I tried. I really did. I wondered if the things I was feeling were the same my mom had felt. And I wished that she had been there to talk to. I knew nothing about her. My grandmother had little to nothing to do with us. She made no small secret that she blamed me for her daughter’s death. I blamed myself, too, eventually. Why wouldn’t I? What else could have caused a perfectly healthy woman to just … coma out and die like that?

I was poison.

Miranda didn’t even have to say anything after a while. I just knew. I was the reason for every bad thing in my family’s life. Hell, for all I knew, I was the reason for every bad thing, ever. It wriggled its way into my brain, and I tried to fight it. The deepening darkness that started to surround me. Like I owed it to the entire town that had tried so hard to keep me alive for so many years.

Then it happened. I remember, clear as day, no matter how many times I’ve tried to push it away or how many times I’ve spoken with a specialist, the memory is so fresh it makes my chest physically ache.

Me, fifteen years old, sitting at the lunch table, holding a drink in my right hand and clenching my left. I don’t exactly remember what I was looking at—probably nothing, because all I could think about was what Miranda had said about my hair before I had left the house. It was a dig, as usual. My self-esteem was in the shitter, and I’d started to count how long I could press my fingernails into my palm before it became unbearable, when I heard his voice through the haze surrounding my thoughts.

“Jesus, Byrdie.
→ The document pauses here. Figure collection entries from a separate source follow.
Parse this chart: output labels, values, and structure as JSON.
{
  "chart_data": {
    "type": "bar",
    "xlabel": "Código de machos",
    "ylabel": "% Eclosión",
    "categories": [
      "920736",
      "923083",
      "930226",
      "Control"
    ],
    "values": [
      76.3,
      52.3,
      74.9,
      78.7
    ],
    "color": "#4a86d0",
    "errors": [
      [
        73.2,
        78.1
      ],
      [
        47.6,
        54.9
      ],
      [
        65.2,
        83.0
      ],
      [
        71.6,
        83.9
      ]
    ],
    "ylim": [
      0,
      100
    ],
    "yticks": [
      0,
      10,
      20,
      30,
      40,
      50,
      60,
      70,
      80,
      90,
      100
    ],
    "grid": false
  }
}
Do you not have a medium setting?”

Cline was leaning over the table, his ever fattening arms braced heavily on the wobbling fixture. I remember he was eating a candy bar and that his left front tooth was caked in chocolate.
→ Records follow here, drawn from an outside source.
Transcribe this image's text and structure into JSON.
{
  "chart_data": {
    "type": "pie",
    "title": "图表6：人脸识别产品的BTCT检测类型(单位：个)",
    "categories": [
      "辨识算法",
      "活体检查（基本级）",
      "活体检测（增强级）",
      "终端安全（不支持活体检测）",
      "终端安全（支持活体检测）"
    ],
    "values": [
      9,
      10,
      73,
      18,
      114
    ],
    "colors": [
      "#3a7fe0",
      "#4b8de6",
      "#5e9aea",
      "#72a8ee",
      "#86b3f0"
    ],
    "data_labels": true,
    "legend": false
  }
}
The thick fog around my head seemed to settle over my eyes for a second, and I blinked it away, the soda can shaking a little as I turned to look straight at him. “What?”
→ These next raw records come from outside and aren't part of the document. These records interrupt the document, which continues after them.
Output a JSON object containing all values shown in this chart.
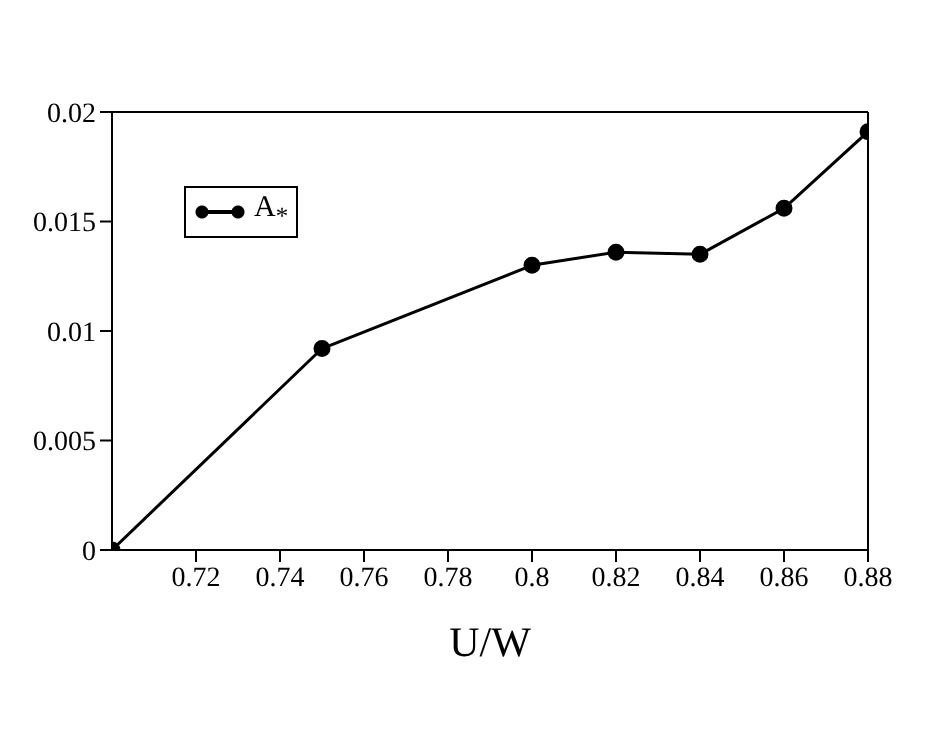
{
  "chart_data": {
    "type": "line",
    "xlabel": "U/W",
    "x": [
      0.7,
      0.75,
      0.8,
      0.82,
      0.84,
      0.86,
      0.88
    ],
    "series": [
      {
        "name": "A$_{*}$",
        "color": "#000000",
        "values": [
          0,
          0.0092,
          0.013,
          0.0136,
          0.0135,
          0.0156,
          0.0191
        ]
      }
    ],
    "xlim": [
      0.7,
      0.88
    ],
    "xticks": [
      0.72,
      0.74,
      0.76,
      0.78,
      0.8,
      0.82,
      0.84,
      0.86,
      0.88
    ],
    "ylim": [
      0,
      0.02
    ],
    "yticks": [
      0,
      0.005,
      0.01,
      0.015,
      0.02
    ],
    "grid": false,
    "legend": "top left",
    "marker": "circle",
    "line_style": "solid"
  }
}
He licked the food from his teeth and made a motion toward me, causing the rest of the people at our table to turn. “You’re either up here”—he raised his hand above his head—“or down here.” He pretended to bend down and place his palm on the floor. “Are you never just … normal? The fuck is wrong with you anymore?”

I don’t know if it’s because he finally noticed and called me out, or what it was, but having all those eyes on me as he said it sent a flood of panic, unlike anything I’d ever experienced in my life, rushing up through my sternum and into my esophagus. Tears sprang to my eyes, and my throat began to close. I swear, to this day, I could hear my heart beating inside my own ears, and instead of giving a sarcastic comeback, instead of telling him to go to hell and throwing food at him, I stood up really fast and ran out of the cafeteria, in tears.

The entire walk home, I practiced what I was going to say. I had questions and I needed my dad. I wanted to sit down face to face and ask him everything I’d ever wanted to know. I no longer cared if it hurt him to answer. Memories of my mom shouldn’t have been things kept hidden and placed in dark boxes in my grandmother’s house. I should have been able to know her. But I knew nothing. She was kind and sweet and had died too soon. These are the only things I had been told, and I mostly knew them because Cline’s mom would tell me anytime I got the nerve to ask.